Tuesday, January 5, 2010

Favorite Piece of History

Especially now that I am more aware I am being watched, I always get paranoid of how people read me when I post things. It is more of a reflection that I still cherish than directing it presently at any particular person. I was talking with some friends in the restaurant the other day about her and I thought I wanted to elaborate more on her. I think it was a Dr. and a godsend who made her famous. I guess in addition with all of the Arab pressure, the tallest building being built in Dubai, and feeling like many are rubbing it in, I think of a happier memory in my times of distress. Of course, I don't always have passionate feelings as she does toward her lover as I would have toward the Arab attitude men. I feel that way towards the realistic men too, the men that I can actually see, but I think the song has a more obvious and loud expression of the woman's voice.
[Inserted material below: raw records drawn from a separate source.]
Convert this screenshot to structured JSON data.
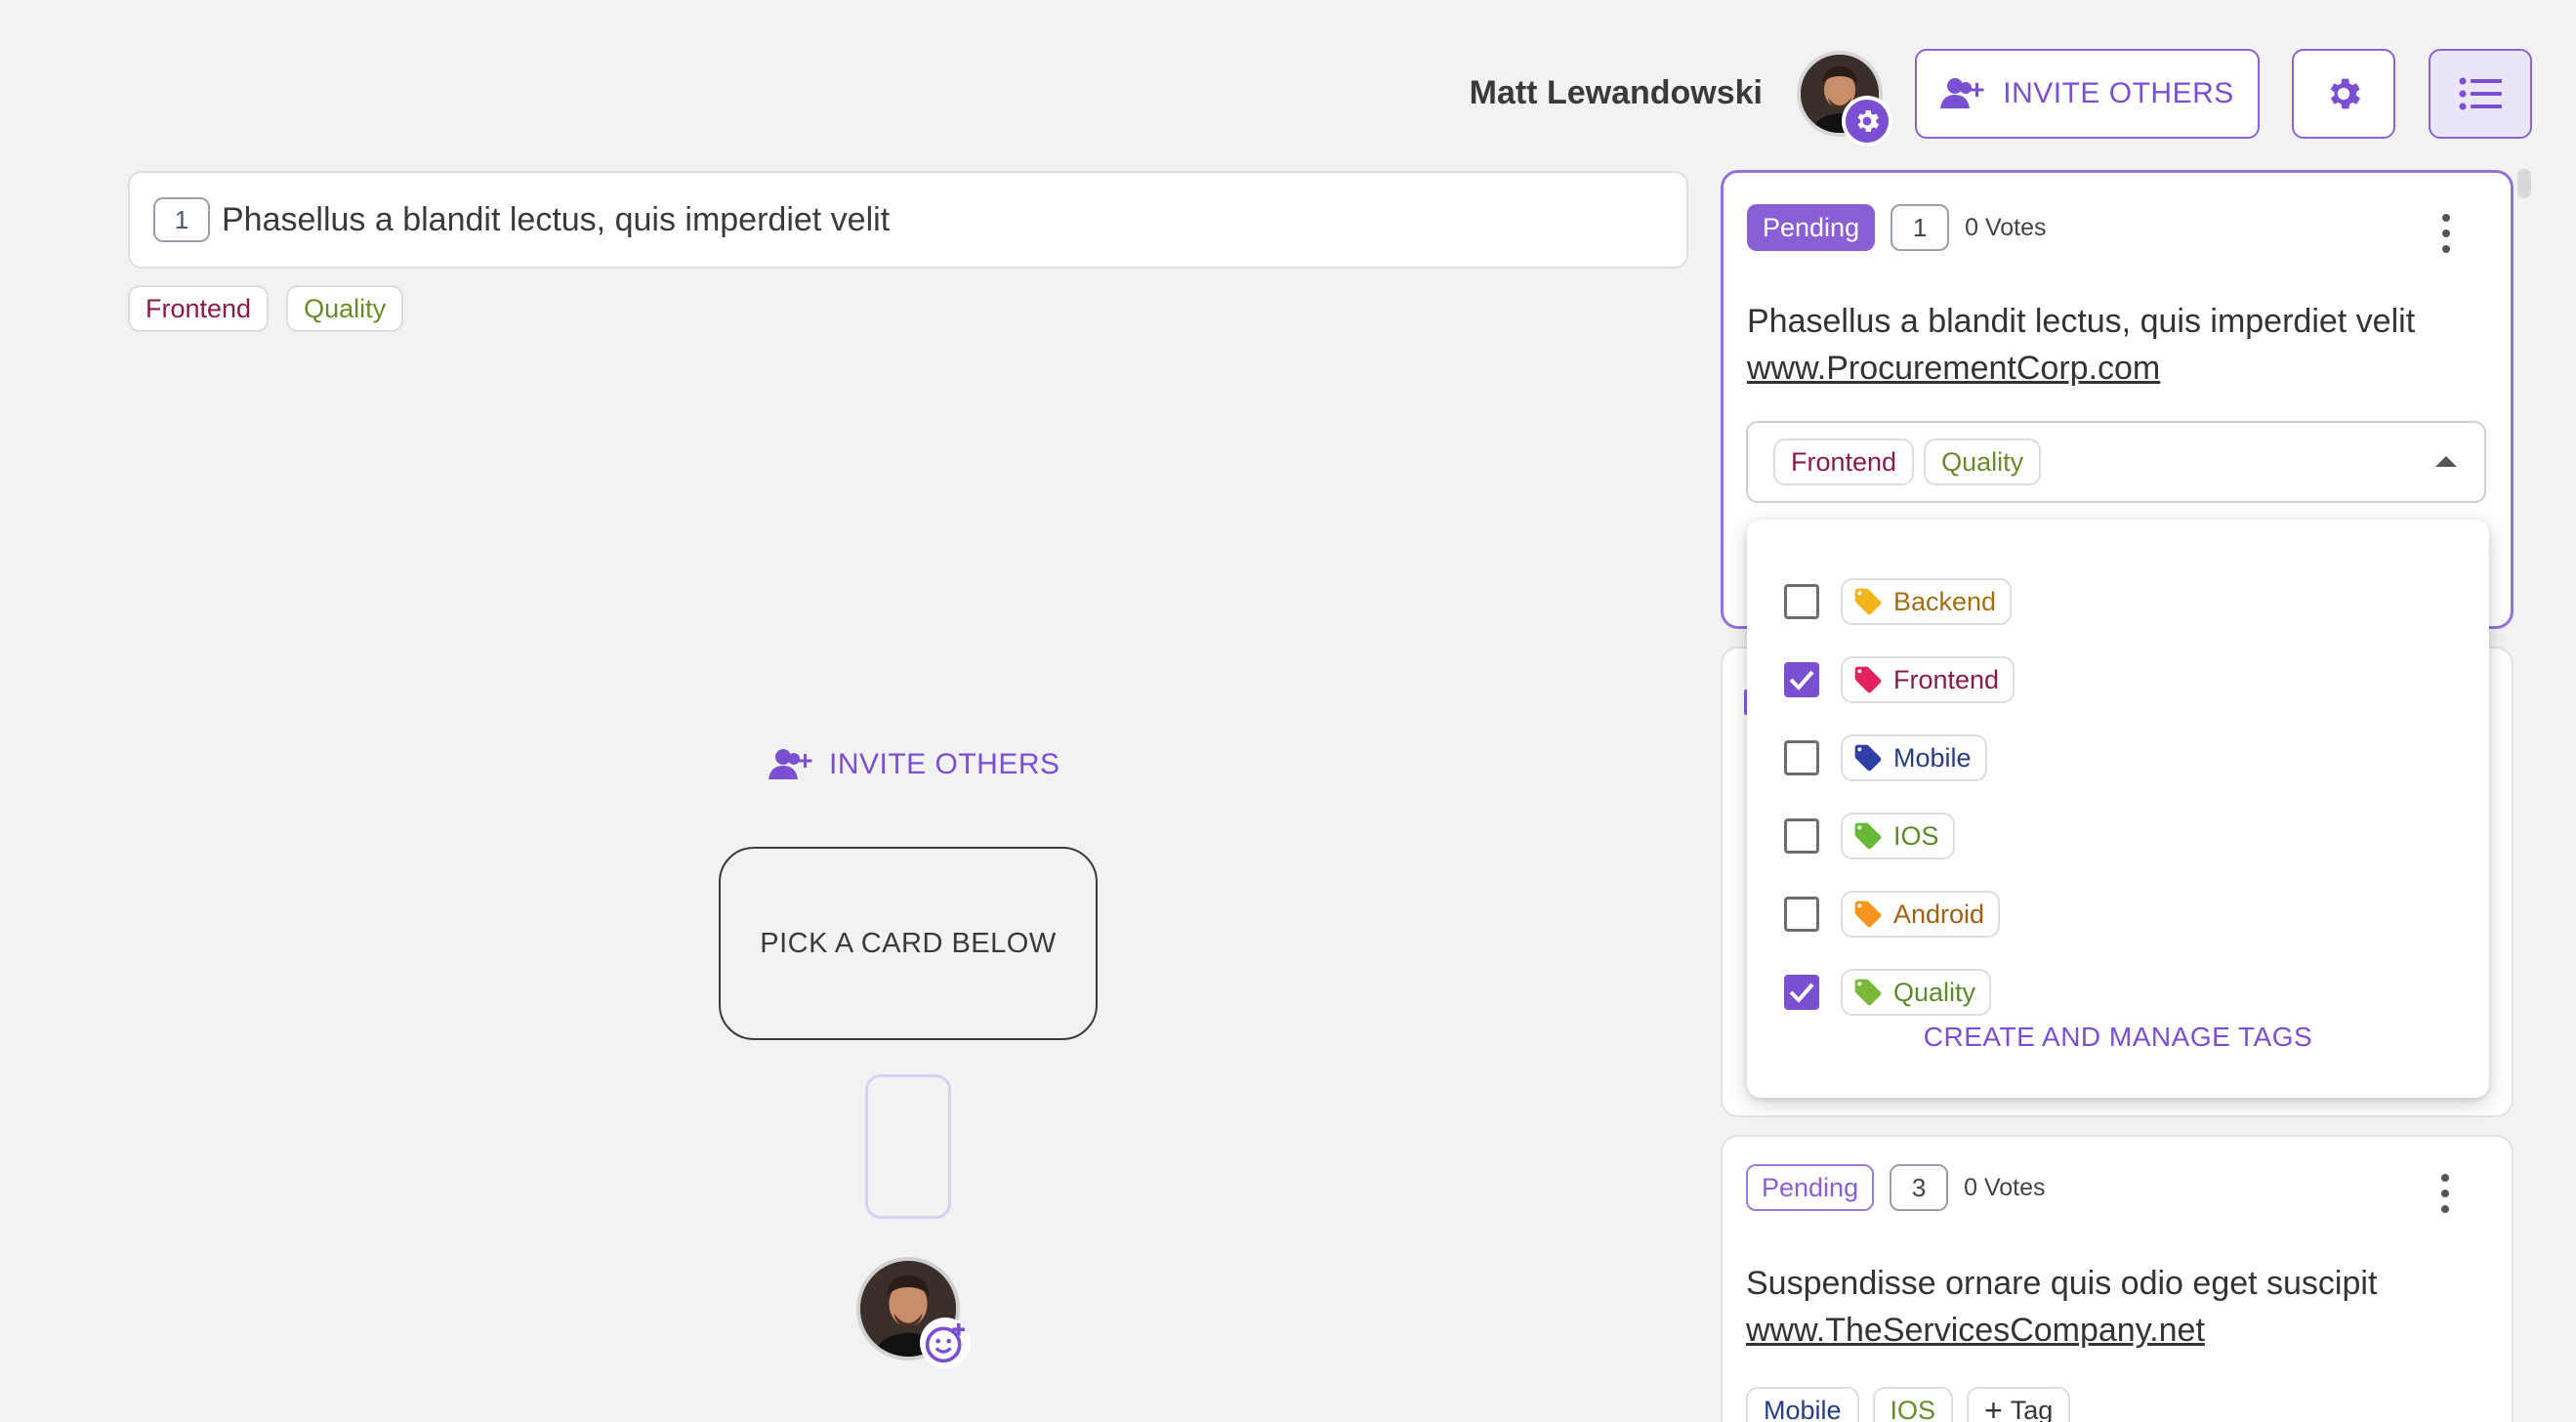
{
  "header": {
    "user_name": "Matt Lewandowski",
    "invite_label": "INVITE OTHERS"
  },
  "story": {
    "number": "1",
    "title": "Phasellus a blandit lectus, quis imperdiet velit",
    "tags": [
      "Frontend",
      "Quality"
    ]
  },
  "center": {
    "invite_label": "INVITE OTHERS",
    "pick_card_label": "PICK A CARD BELOW"
  },
  "cards": [
    {
      "status": "Pending",
      "number": "1",
      "votes": "0 Votes",
      "title": "Phasellus a blandit lectus, quis imperdiet velit",
      "link": "www.ProcurementCorp.com",
      "tags": [
        "Frontend",
        "Quality"
      ]
    },
    {
      "status": "Pending",
      "number": "3",
      "votes": "0 Votes",
      "title": "Suspendisse ornare quis odio eget suscipit",
      "link": "www.TheServicesCompany.net",
      "tags": [
        "Mobile",
        "IOS"
      ],
      "add_tag_label": "Tag"
    }
  ],
  "tag_dropdown": {
    "options": [
      {
        "label": "Backend",
        "checked": false,
        "color": "#f2b51c",
        "text_color": "#a07010"
      },
      {
        "label": "Frontend",
        "checked": true,
        "color": "#e2215e",
        "text_color": "#8a1a4a"
      },
      {
        "label": "Mobile",
        "checked": false,
        "color": "#2f3fa8",
        "text_color": "#273b80"
      },
      {
        "label": "IOS",
        "checked": false,
        "color": "#6ab83a",
        "text_color": "#5a8a2a"
      },
      {
        "label": "Android",
        "checked": false,
        "color": "#f7941d",
        "text_color": "#a06010"
      },
      {
        "label": "Quality",
        "checked": true,
        "color": "#7ab83a",
        "text_color": "#5a8a2a"
      }
    ],
    "footer_label": "CREATE AND MANAGE TAGS"
  },
  "colors": {
    "accent": "#7a4fd1",
    "background": "#f2f2f2"
  }
}
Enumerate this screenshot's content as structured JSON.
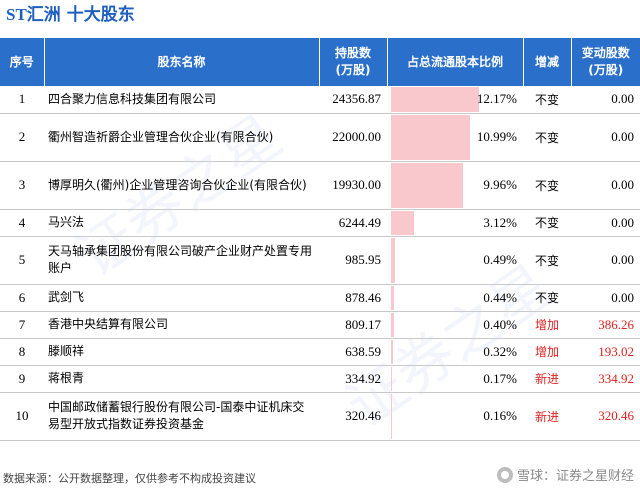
{
  "title_code": "ST汇洲",
  "title_text": "十大股东",
  "headers": {
    "idx": "序号",
    "name": "股东名称",
    "shares": "持股数\n(万股)",
    "ratio": "占总流通股本比例",
    "change": "增减",
    "delta": "变动股数\n(万股)"
  },
  "chart_data": {
    "type": "table",
    "rows": [
      {
        "idx": "1",
        "name": "四合聚力信息科技集团有限公司",
        "shares": "24356.87",
        "ratio": 12.17,
        "ratio_label": "12.17%",
        "change": "不变",
        "delta": "0.00",
        "kind": "same"
      },
      {
        "idx": "2",
        "name": "衢州智造祈爵企业管理合伙企业(有限合伙)",
        "shares": "22000.00",
        "ratio": 10.99,
        "ratio_label": "10.99%",
        "change": "不变",
        "delta": "0.00",
        "kind": "same"
      },
      {
        "idx": "3",
        "name": "博厚明久(衢州)企业管理咨询合伙企业(有限合伙)",
        "shares": "19930.00",
        "ratio": 9.96,
        "ratio_label": "9.96%",
        "change": "不变",
        "delta": "0.00",
        "kind": "same"
      },
      {
        "idx": "4",
        "name": "马兴法",
        "shares": "6244.49",
        "ratio": 3.12,
        "ratio_label": "3.12%",
        "change": "不变",
        "delta": "0.00",
        "kind": "same"
      },
      {
        "idx": "5",
        "name": "天马轴承集团股份有限公司破产企业财产处置专用账户",
        "shares": "985.95",
        "ratio": 0.49,
        "ratio_label": "0.49%",
        "change": "不变",
        "delta": "0.00",
        "kind": "same"
      },
      {
        "idx": "6",
        "name": "武剑飞",
        "shares": "878.46",
        "ratio": 0.44,
        "ratio_label": "0.44%",
        "change": "不变",
        "delta": "0.00",
        "kind": "same"
      },
      {
        "idx": "7",
        "name": "香港中央结算有限公司",
        "shares": "809.17",
        "ratio": 0.4,
        "ratio_label": "0.40%",
        "change": "增加",
        "delta": "386.26",
        "kind": "up"
      },
      {
        "idx": "8",
        "name": "滕顺祥",
        "shares": "638.59",
        "ratio": 0.32,
        "ratio_label": "0.32%",
        "change": "增加",
        "delta": "193.02",
        "kind": "up"
      },
      {
        "idx": "9",
        "name": "蒋根青",
        "shares": "334.92",
        "ratio": 0.17,
        "ratio_label": "0.17%",
        "change": "新进",
        "delta": "334.92",
        "kind": "new"
      },
      {
        "idx": "10",
        "name": "中国邮政储蓄银行股份有限公司-国泰中证机床交易型开放式指数证券投资基金",
        "shares": "320.46",
        "ratio": 0.16,
        "ratio_label": "0.16%",
        "change": "新进",
        "delta": "320.46",
        "kind": "new"
      }
    ],
    "ratio_max": 12.17
  },
  "footer": "数据来源：公开数据整理，仅供参考不构成投资建议",
  "brand": "雪球：证券之星财经",
  "watermark": "证券之星",
  "colors": {
    "header_bg": "#2a6fc9",
    "title": "#1f5fbf",
    "bar": "#f9c8cc",
    "up": "#e0201f"
  }
}
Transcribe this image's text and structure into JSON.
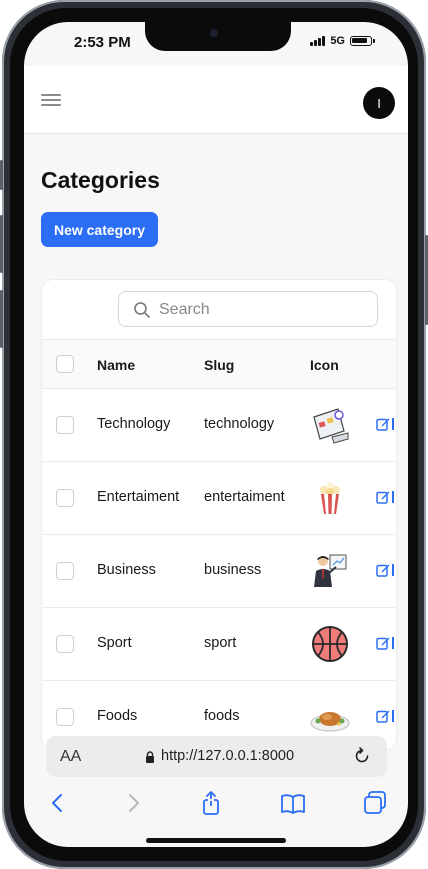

Personally, I hate it when I feel my actions are resorting to this song. I feel like I have transcended even this song, but I feel in such despair when I still meet men to this day where they are so out of sync, self-aborbed, selfish, and not even thinking to how the lady feels. The lyrics don't completely match me, but I understand the entire attitude of it all. I don't usually use another guy to make an interest jealous. I don't think I should have to. I either get rejected and walk away, or I am the rejector. Like a guy would do when an interest he likes rejects him, most of the time he walks away as well. I think most other women either cry for him, beg, or compete to get him. OK, I can admit that I have cried over men before, but I am consistent in keeping my pride and dignity rather than asking him what is wrong with me. I'm not the type to play games or do the typical girl thing; a person likes me or they don't. I feel her lyrics moreso with the controlling ones: "What if I made you cry?" "What are you mad, you can't handle that?" Usually, I am cool, calm, and collected about it. I allow a man to make his assertions and shots. I make my own as well, but I think most guys can't handle it when I do. I've remained single so long, sometimes I think it takes a dramatic song like hers for other guys to get it. Sometimes, even a firm choice with a calm attitude doesn't really bridge or reach a guy for him to completely get it.
I feel like I have remained consistent with valueing myself for so long, to see the tower in Dubai makes me feel like I have to teach boys in kindergarten again. I guess this is how people see me as a Cougar.
Ciara, I admire you and your bravery to sing this song so much! I've heard consistent rumors that she is a hermaphrodite. I had people trying to make me paranoid before with being a hermaphrodite. At the time, it was a humiliating experience. I don't know if I was really born with a dick; I know I don't have one now. Even if I were or anyone else was, people should never ever be ashamed of who they are or the way they were born. If they want a sex change, I'd probably get one, but to be ashamed of my very birth or genes, I won't be. I think Ciara is so beautiful and this song brings encouragement to me in the times we are living in.